Then there was KwaZulu Natal Premier and provincial ANC Chairperson S’bu Ndebele going on about the ruling party’s "unstoppable" hegemony in the province. This, my friends, is not the language of a democrat. Mr Ndebele’s Stalinesque outburst about the majority of KwaZulu Natal’s economic centres being firmly under ANC control followed the latest floor-crossing. The fact of the matter is that that the latest floor-crossing has left the ANC grossly over-represented in the KwaZulu Natal Legislature. The IFP maintained this week that only a political party fuelled by crude self-interest and committed to pursuit of power for its own sake could revel in gaining extra representation through a process as immoral and unfair as floor-crossing.

In 2004 the ruling party won 46 percent of the popular vote in KwaZulu Natal.
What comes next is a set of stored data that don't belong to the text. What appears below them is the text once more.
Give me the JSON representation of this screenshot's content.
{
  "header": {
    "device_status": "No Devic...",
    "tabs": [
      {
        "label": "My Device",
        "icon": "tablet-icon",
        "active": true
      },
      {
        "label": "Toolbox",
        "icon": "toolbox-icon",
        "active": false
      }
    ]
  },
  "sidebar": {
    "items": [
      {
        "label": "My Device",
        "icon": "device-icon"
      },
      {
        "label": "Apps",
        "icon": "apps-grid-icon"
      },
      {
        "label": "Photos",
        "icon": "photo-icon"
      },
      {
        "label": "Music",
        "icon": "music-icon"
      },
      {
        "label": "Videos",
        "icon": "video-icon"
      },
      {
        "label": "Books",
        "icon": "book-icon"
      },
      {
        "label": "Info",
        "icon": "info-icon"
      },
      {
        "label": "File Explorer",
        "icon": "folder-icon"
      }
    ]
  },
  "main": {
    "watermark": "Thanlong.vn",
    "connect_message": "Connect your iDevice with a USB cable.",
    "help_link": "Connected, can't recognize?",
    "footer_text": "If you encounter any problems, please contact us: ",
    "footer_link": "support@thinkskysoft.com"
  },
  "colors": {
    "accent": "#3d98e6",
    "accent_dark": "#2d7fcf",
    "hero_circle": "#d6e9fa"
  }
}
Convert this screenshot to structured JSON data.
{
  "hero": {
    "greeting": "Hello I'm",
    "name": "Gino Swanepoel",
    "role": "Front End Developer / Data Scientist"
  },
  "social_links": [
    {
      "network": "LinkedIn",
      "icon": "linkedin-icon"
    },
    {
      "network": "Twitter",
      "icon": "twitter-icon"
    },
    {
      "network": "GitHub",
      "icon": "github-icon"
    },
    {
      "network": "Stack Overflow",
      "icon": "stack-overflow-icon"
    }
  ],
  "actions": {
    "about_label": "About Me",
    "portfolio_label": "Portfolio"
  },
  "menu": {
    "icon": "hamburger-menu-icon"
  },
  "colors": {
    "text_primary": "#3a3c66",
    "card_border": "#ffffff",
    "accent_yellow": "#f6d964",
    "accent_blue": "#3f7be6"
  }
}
It commands an absolute majority of parliamentary seats without the voter’s mandate. We hope to do something about that in 2009.

I have repeatedly made the point that the ANC may have won 70 percent of the popular vote in the 2004 general election, but, in real terms, it has confidently exercised 100 percent of the political power. This means that the emergence of a de facto one party-state is a disconcerting reality we all need to come to terms with.

Public representatives, we believe, should only be able to cross the floor with the moral legitimacy that they are accountable and directly linked to the electorate who put them there. We are also deeply concerned that floor-crossing is compounding the democratic deficit and a low voter turnout in South Africa. Participation in the local government elections in 1995, 2000 and 2006 was already a worryingly low 48 percent.

With voter apathy and discontent comes the inherent risk that single-issue pressure groups, which have a tendency to cater for elite interests, will begin to supplant, rather than complement, the role of opposition political parties in civil society. Democracy would be the loser.

I would like to repeat what I said earlier in the year: repealing floor-crossing would not be a climb down or a ‘U turn’. On the contrary, if the ruling-party has the courage to do the right thing, not only will they enjoy the support of the IFP – and most South Africans, they will give a clear signal of their commitment to a healthy and strong democracy. Now is the time to scrap floor-crossing.